¾ TRATAMIENTO: Para la supervivencia del enfermo son necesarios un diagnóstico y cirugía inmediatos. Terapia antichoque agresiva con fluidoterapia, antibioterapia con/sin corticoides y corrección de las anormalidades electrolíticas y ácido/base. Administrar antibióticos, antiinflamatorios no esteroideos y transfusión sanguínea si ha sucedido una hemorragia copiosa. Son pacientes con riesgo anestésico extremo, por lo que hay que usar un protocolo anestésico balanceado. INDUCCIÓN
MANTENIMIENTO
OXIMORFINA 0,1 mg/kg IV + DIAZEPAM 0,2 mg/kg IV Admón. en dosis crecientes. Intubar si es factible. Si necesario: admón. ETOMIDATO 0,5-1,5 mg/kg IV. Alternativa: TIOPENTAL o PROPOFOL en dosis reducidas. ISOFLUORANO o SEVOFLUORANO.

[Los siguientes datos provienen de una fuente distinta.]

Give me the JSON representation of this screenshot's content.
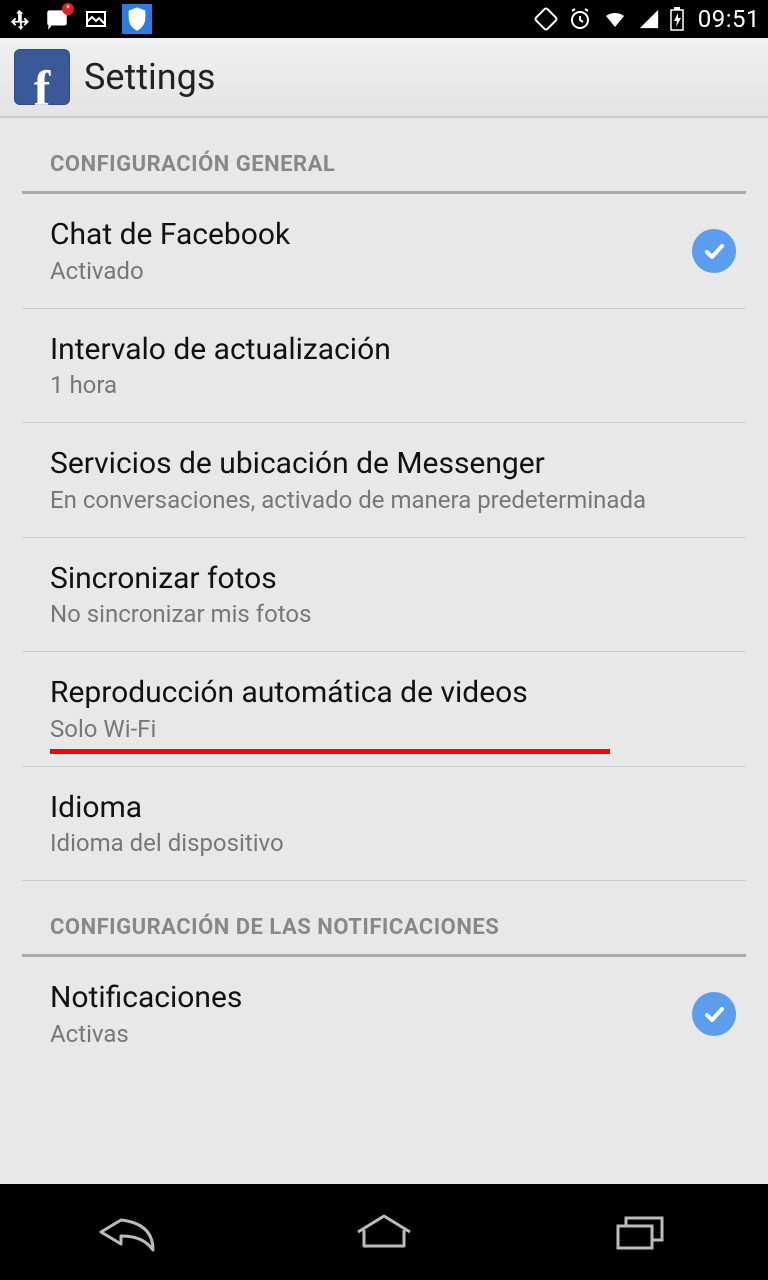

Los pacientes deben ser oxigenados antes de la intervención. Se recomienda la colocación de dos catéteres venosos para administración simultánea si fuera necesario de líquidos, sangre, otra medicación… Corregir la hipotensión antes y prevenirla durante y después de la cirugía. Valorar la administración de coloides. Supervisar durante la cirugía mediante electrocardiograma, oximetría de pulso y medición de la presión sanguínea. (Contraindicado el óxido nitroso). Tener presente que la artera mesentérica anterior se ramifica formando las arterias pancreaticoduodenal caudal, yeyunal, ileocólica, cólica derecha y cólica media. TÉCNICA QUIRÚRGICA: -
Colocar al animal en decúbito dorsal para una celiotomía por la línea media ventral. Rasurar todo el abdomen y el tórax caudal y preparar para la cirugía aséptica.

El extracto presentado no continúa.